As a commitment to green and healthy city streets, C40 Cities has launched the Fossil-Fuel-Free Streets initiative; an effort from 12 mayors from across the C40 network to initiate a global shift to truly livable streets. This commitment specifies procuring only zero-emission buses from 2025 and making major areas zero emissions by 2030, and will lead the way to a more sustainable urban environment for over 80 million people.
Cities of vastly different size, location and history signed the commitment, united by their will to realize the benefits of improving the urban environment.
The commitment of this group of mayors sends a message to markets. The Fossil-Free-Fuel Streets Declaration gives a powerful signal to all vehicle manufacturers that cities are demanding emission free products and services. Almost 60,000 buses operate on the streets of these 12 cities.
In 1981 the urban designer and theorist Donald Appleyard studied the living experience on three similar streets.
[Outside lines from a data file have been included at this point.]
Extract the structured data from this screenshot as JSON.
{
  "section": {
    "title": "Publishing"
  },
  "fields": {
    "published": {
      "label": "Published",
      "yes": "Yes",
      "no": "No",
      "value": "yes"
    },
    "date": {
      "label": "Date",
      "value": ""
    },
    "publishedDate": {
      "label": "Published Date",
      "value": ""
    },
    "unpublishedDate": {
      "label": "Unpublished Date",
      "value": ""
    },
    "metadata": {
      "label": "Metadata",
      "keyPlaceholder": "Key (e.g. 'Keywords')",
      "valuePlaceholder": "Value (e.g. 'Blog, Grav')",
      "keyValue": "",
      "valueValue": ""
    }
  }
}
Appleyard’s key finding was that residents of the high traffic streets were less likely to know their neighbors and more likely to feel lonely and isolated from their community. His research led him to warn urban planners in developing nations that: ‘Streets can kill cities.’
Urban planning decisions create areas crisscrossed by gridlocked auto routes, exclude those who can’t afford motor vehicles, and spew emissions into the environment. With a quarter of total global premature deaths known to be related to some form of human-induced pollution, these emissions are also a major contributor to climate change, an even bigger threat to global wellbeing. Recent data shows that dirty air leads to almost 4.5 million premature deaths a year and afflicts many more, particularly children, with illnesses such as asthma.
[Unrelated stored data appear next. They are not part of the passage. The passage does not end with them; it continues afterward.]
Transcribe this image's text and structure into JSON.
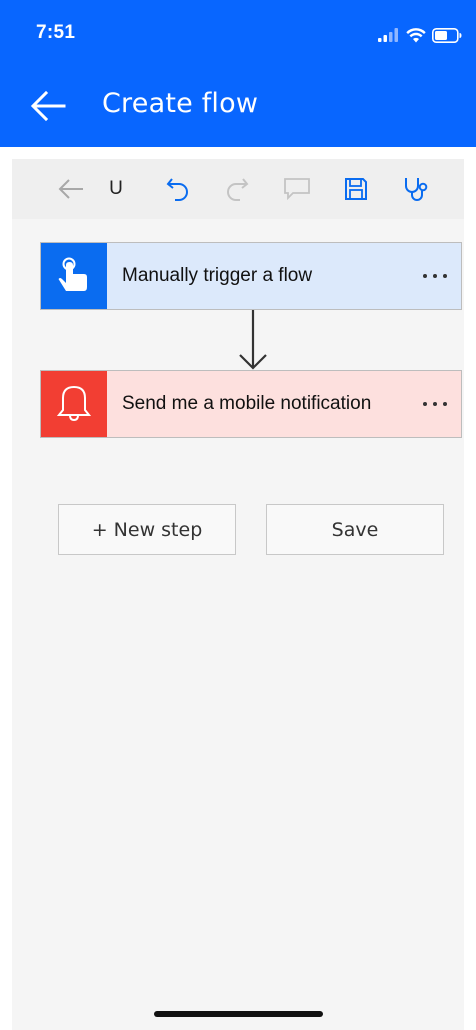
{
  "status_bar": {
    "time": "7:51",
    "icons": [
      "signal-icon",
      "wifi-icon",
      "battery-icon"
    ]
  },
  "header": {
    "title": "Create flow",
    "back_icon": "back-arrow-icon",
    "background": "#0866FF"
  },
  "toolbar": {
    "items": [
      {
        "name": "back-icon",
        "enabled": false
      },
      {
        "name": "u-label",
        "text": "U"
      },
      {
        "name": "undo-icon",
        "enabled": true
      },
      {
        "name": "redo-icon",
        "enabled": false
      },
      {
        "name": "comment-icon",
        "enabled": false
      },
      {
        "name": "save-icon",
        "enabled": true
      },
      {
        "name": "flow-checker-icon",
        "enabled": true
      }
    ],
    "u_label": "U"
  },
  "steps": [
    {
      "label": "Manually trigger a flow",
      "icon": "touch-hand-icon",
      "color": "#0a6cf0",
      "bg": "#dce9fb"
    },
    {
      "label": "Send me a mobile notification",
      "icon": "bell-icon",
      "color": "#f23e33",
      "bg": "#fde0de"
    }
  ],
  "actions": {
    "new_step": "+ New step",
    "save": "Save"
  }
}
One third of greenhouse gas emissions come from transport and traffic is the biggest source of air pollution, globally responsible for up to one quarter of particulate matter in the air. As cities continue to grow they are becoming more congested. A study of the US, UK, France and Germany showed that traffic congestion is costing, on average, almost one percent of GDP, holding back our economies through lost time and productivity, but also harming our health and the environment.
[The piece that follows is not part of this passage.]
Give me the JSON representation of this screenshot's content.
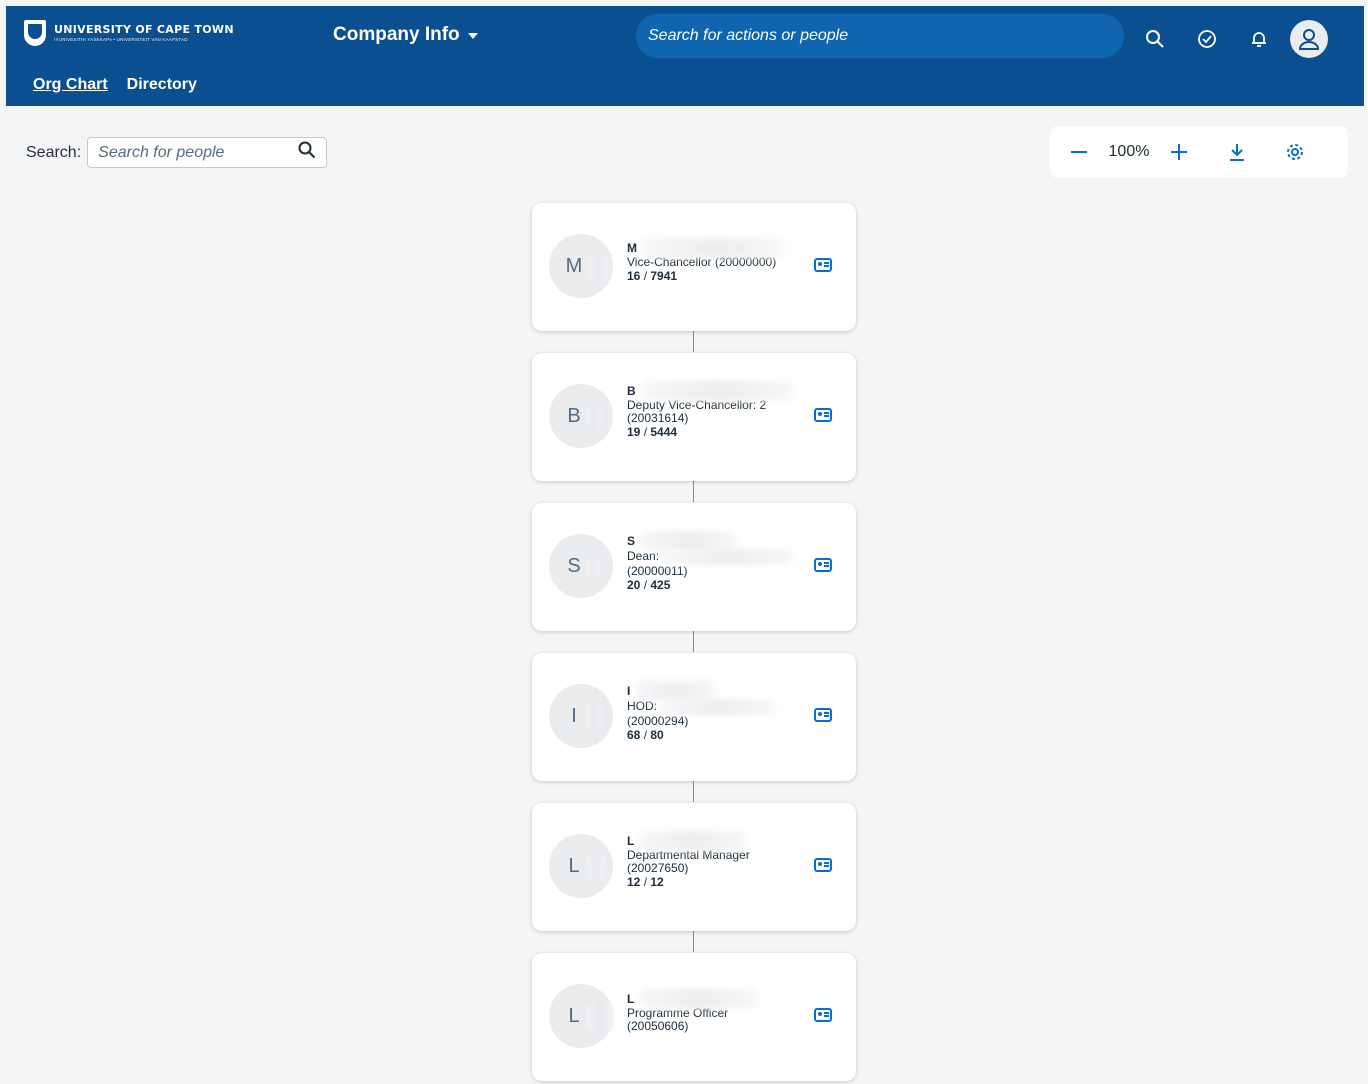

Transport routes in the form of streets and pedestrian ways, allow citizens to move around the city. The forms of transport used will determine if streets can also become community centers. By prioritizing pedestrians, bikes, buses and mass transit streets become places where people meet, socialize, shop and live.
Streets can take up to a third of the total available urban space; which can be an opportunity by converting them into attractive spaces. Emissions and related health problems are reduced; economic growth is encouraged; public health improves thanks to more active lifestyles; and income inequality between neighborhoods is moderated.
London has the biggest fleet of electric buses in Europe with 170 already on the road; Los Angeles has just signed contracts to procure 95 electric buses; Copenhagen has committed to ensure all new buses will be zero emission from 2019, and in Paris 4 out of 5 buses will be electric by 2025. In China the numbers are of a different magnitude altogether, with tens of thousands of electric buses already on the roads. Major cities like Beijing and Shenzhen will have fully electric bus fleets before 2020. Almost overnight hundreds of thousands of cyclists can be seen on the streets of Beijing and Shanghai.
Mayors of some of the world’s great cities, are committed to transforming them into greener, healthier, and more prosperous places to live. They envision an urban future with walking, cycling, and shared transport moving citizens around our cities. A shift to zero emission mobility will reduce congestion, pollution, and noise.